British Airways Hit with GDPR Fine, Shows the Cost of Not Protecting Customer Data

British Airways Hit with GDPR Fine

The kaboom you heard earlier this week was the United Kingdom’s Information Commissioner’s Office (ICO)  laying the hammer on British Airways in the form of a ₤183.39 M ($230M) fine for its failure to prevent a 2018 data breach that disclosed sensitive data on over half a million BA customers.

It’s exactly the kind of disaster that BA could have avoided had it heeded our advice early last year: “Get moving fast to improve cyber protection and privacy for your customers’ sensitive data. It won’t be long before national regulatory agencies start levying massive fines on well-known companies that fail to do so.”

Penalties for unsafe customer data

That’s exactly how GDPR regulatory authorities are rolling these days: finally hitting a big-name offender with a penalty amounting to a significant percentage of its annual revenue. The British Airways case is designed to be a wake-up call to any company with customers residing in the EU.

Considering that GDPR fines can go up to 2% of a company’s revenue for minor offenses and up to 4% for more serious ones, BA got off comparatively lightly with its 1.5%-of-revenue fine. Yet the amount is still an eye-opener when compared to the previous UK record for a GDPR non-compliance penalty: Facebook’s relatively skimpy half-million-pound (US$625K) fine from last year.

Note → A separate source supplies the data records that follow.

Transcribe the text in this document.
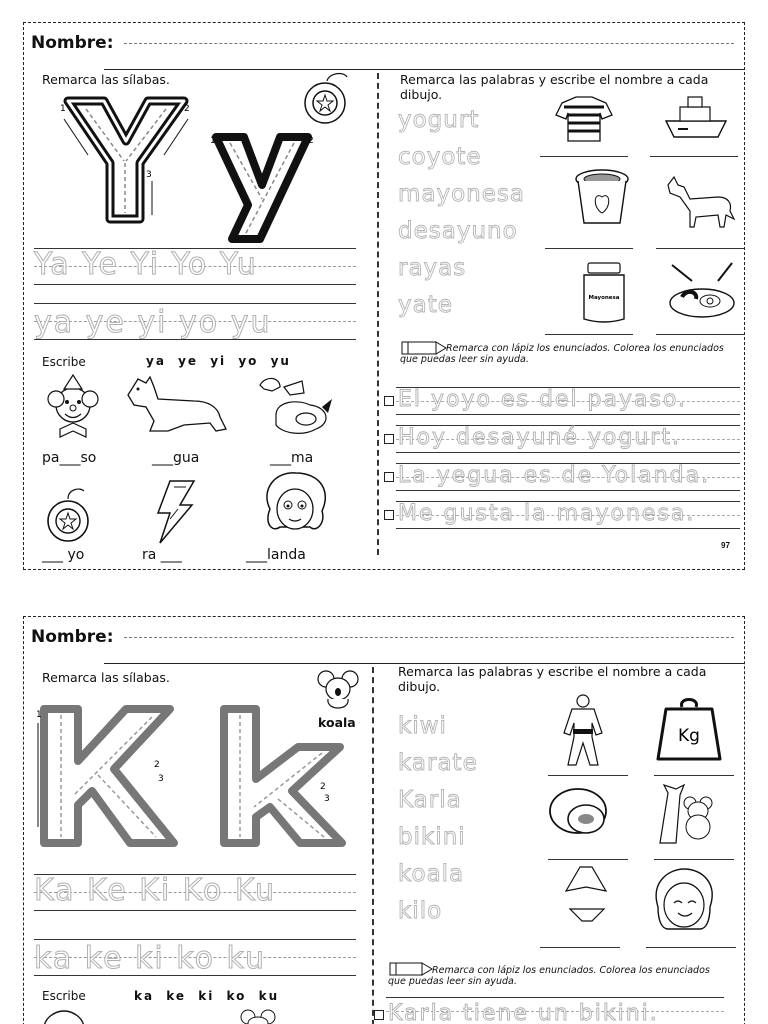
Nombre:
Remarca las sílabas.
1	2
3
1	2
Ya Ye Yi Yo Yu
ya ye yi yo yu
Escribe	ya ye yi yo yu
pa___so	___gua	___ma
___ yo	ra ___	___landa
Remarca las palabras y escribe el nombre a cada dibujo.
yogurt
coyote
mayonesa
desayuno
rayas
yate	Mayonesa
Remarca con lápiz los enunciados. Colorea los enunciados que puedas leer sin ayuda.
El yoyo es del payaso.
Hoy desayuné yogurt.
La yegua es de Yolanda.
Me gusta la mayonesa.
97
Nombre:
Remarca las sílabas.
1
2
3
2
3
koala
Ka Ke Ki Ko Ku
ka ke ki ko ku
Escribe	ka ke ki ko ku
Remarca las palabras y escribe el nombre a cada dibujo.
kiwi
karate
Karla
bikini
koala
kilo
Kg
Remarca con lápiz los enunciados. Colorea los enunciados que puedas leer sin ayuda.
Karla tiene un bikini.
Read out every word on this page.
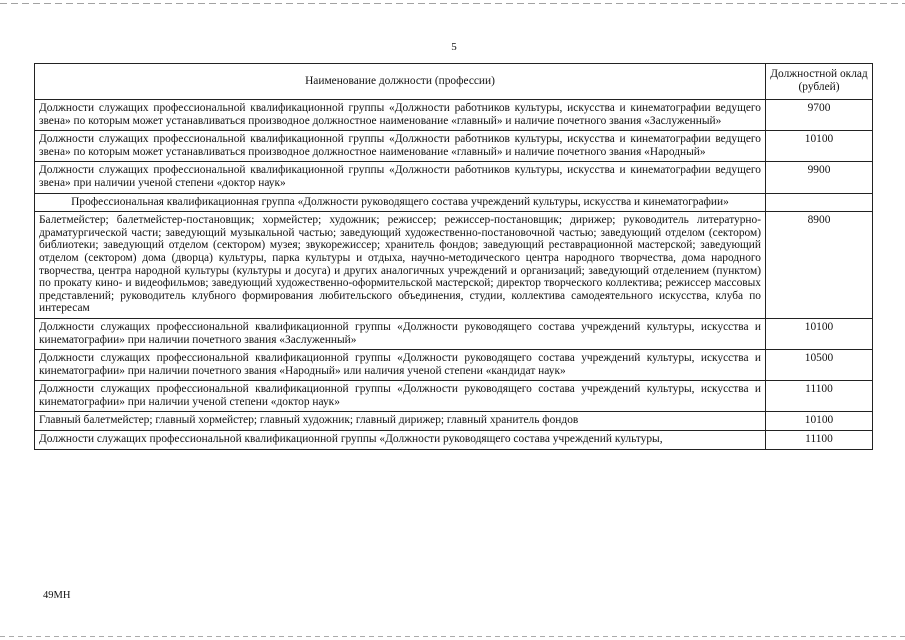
5
Наименование должности (профессии)	Должностной оклад (рублей)
Должности служащих профессиональной квалификационной группы «Должности работников культуры, искусства и кинематографии ведущего звена» по которым может устанавливаться производное должностное наименование «главный» и наличие почетного звания «Заслуженный»	9700
Должности служащих профессиональной квалификационной группы «Должности работников культуры, искусства и кинематографии ведущего звена» по которым может устанавливаться производное должностное наименование «главный» и наличие почетного звания «Народный»	10100
Должности служащих профессиональной квалификационной группы «Должности работников культуры, искусства и кинематографии ведущего звена» при наличии ученой степени «доктор наук»	9900
Профессиональная квалификационная группа «Должности руководящего состава учреждений культуры, искусства и кинематографии»	
Балетмейстер; балетмейстер-постановщик; хормейстер; художник; режиссер; режиссер-постановщик; дирижер; руководитель литературно-драматургической части; заведующий музыкальной частью; заведующий художественно-постановочной частью; заведующий отделом (сектором) библиотеки; заведующий отделом (сектором) музея; звукорежиссер; хранитель фондов; заведующий реставрационной мастерской; заведующий отделом (сектором) дома (дворца) культуры, парка культуры и отдыха, научно-методического центра народного творчества, дома народного творчества, центра народной культуры (культуры и досуга) и других аналогичных учреждений и организаций; заведующий отделением (пунктом) по прокату кино- и видеофильмов; заведующий художественно-оформительской мастерской; директор творческого коллектива; режиссер массовых представлений; руководитель клубного формирования любительского объединения, студии, коллектива самодеятельного искусства, клуба по интересам	8900
Должности служащих профессиональной квалификационной группы «Должности руководящего состава учреждений культуры, искусства и кинематографии» при наличии почетного звания «Заслуженный»	10100
Должности служащих профессиональной квалификационной группы «Должности руководящего состава учреждений культуры, искусства и кинематографии» при наличии почетного звания «Народный» или наличия ученой степени «кандидат наук»	10500
Должности служащих профессиональной квалификационной группы «Должности руководящего состава учреждений культуры, искусства и кинематографии» при наличии ученой степени «доктор наук»	11100
Главный балетмейстер; главный хормейстер; главный художник; главный дирижер; главный хранитель фондов	10100
Должности служащих профессиональной квалификационной группы «Должности руководящего состава учреждений культуры,	11100
49МН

Additional costs of non-compliance

We have long outlined the adverse effects of finding yourself in the crosshairs of GDPR regulators: loss of customer trust and loyalty, damage to your brand and stock price, and a serious haircut on your profits, all of which BA is now suffering.

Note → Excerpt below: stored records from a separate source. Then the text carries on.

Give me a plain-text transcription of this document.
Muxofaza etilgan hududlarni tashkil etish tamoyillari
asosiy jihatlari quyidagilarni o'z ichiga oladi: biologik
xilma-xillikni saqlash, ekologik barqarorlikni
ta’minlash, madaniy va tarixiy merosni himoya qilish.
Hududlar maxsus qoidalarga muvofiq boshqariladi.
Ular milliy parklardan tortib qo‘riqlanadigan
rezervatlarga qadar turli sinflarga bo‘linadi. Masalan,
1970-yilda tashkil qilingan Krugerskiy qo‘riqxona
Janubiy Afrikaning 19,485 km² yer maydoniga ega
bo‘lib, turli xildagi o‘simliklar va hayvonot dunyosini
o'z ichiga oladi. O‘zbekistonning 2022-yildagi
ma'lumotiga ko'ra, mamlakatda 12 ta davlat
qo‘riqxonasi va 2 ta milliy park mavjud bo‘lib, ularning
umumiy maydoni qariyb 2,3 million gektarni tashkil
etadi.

Just as the UK ICO intended, the case is a cannonball across the bow of businesses around the world, “If you collect any kind of sensitive data on EU-resident customers, you’d better protect it, or we will hit you where it hurts – in the wallet.”

That makes today a useful time to brush up on steps you can take to avoid BA’s costly fate, and how Acronis can help you get there.

Steps your organization should take  

  • Improve your overall security of processing – You need to protect EU customers’ personal data, which includes familiar items like their name, email address, etc. but is now more broadly defined to include things like location data, genetic information, etc. Acronis can help you encrypt this personal data wherever it is backed up or stored and in transit to backup/storage repositories. We can also help you monitor your cyber protection environment to keep an eye out for potential threats.
  • Be careful with cross-border data transfers – You can now store personal data only in physical locations the EU considers to have adequate security, essentially the EU itself and a shortlist of other countries. Acronis can help you can store and back up personal data to our global network of secure data centers (as well as your own premises) and explicitly limit where it goes to our and your locations that are on the approved list.
  • Defend sensitive customer data against security breaches – This is what bit BA. You must take stronger steps to prevent unauthorized access to and tampering with your EU customers’ personal data (like malware attacks, hardware failures, and human error). If and when you fail to do this, you also have to notify the authorities very quickly, as well as your customers if the breach is serious enough. Acronis Backup with Active stops ransomware attacks, the most prevalent malware attack out there, before they become breaches. Our cyber protection products, in general, will also let you restore damaged or lost personal data from any kind of breach.
  • Comply with newly-strengthened data subject rights – You have to give your EU customers much more access to and control over their personal data, and delete it from your systems when they no longer want to do business with you. The extensive search features of our cyber protection products can let you can easily find and export customer data from Acronis backups and storage.

Improving GDPR compliance

GDPR requires you to attend to some other details as well, like hiring (or designating an existing employee as) a Data Protection Officer, someone who owns final responsibility for your company’s GDPR compliance. We cannot help there, nor can we provide the expert legal advice we recommend you get to review your GDPR compliance plans.

What Acronis can help you with is building easy, efficient, secure cyber protection and storage for your customers’ sensitive data, and defend it against serious malware threats like ransomware and cryptojacking.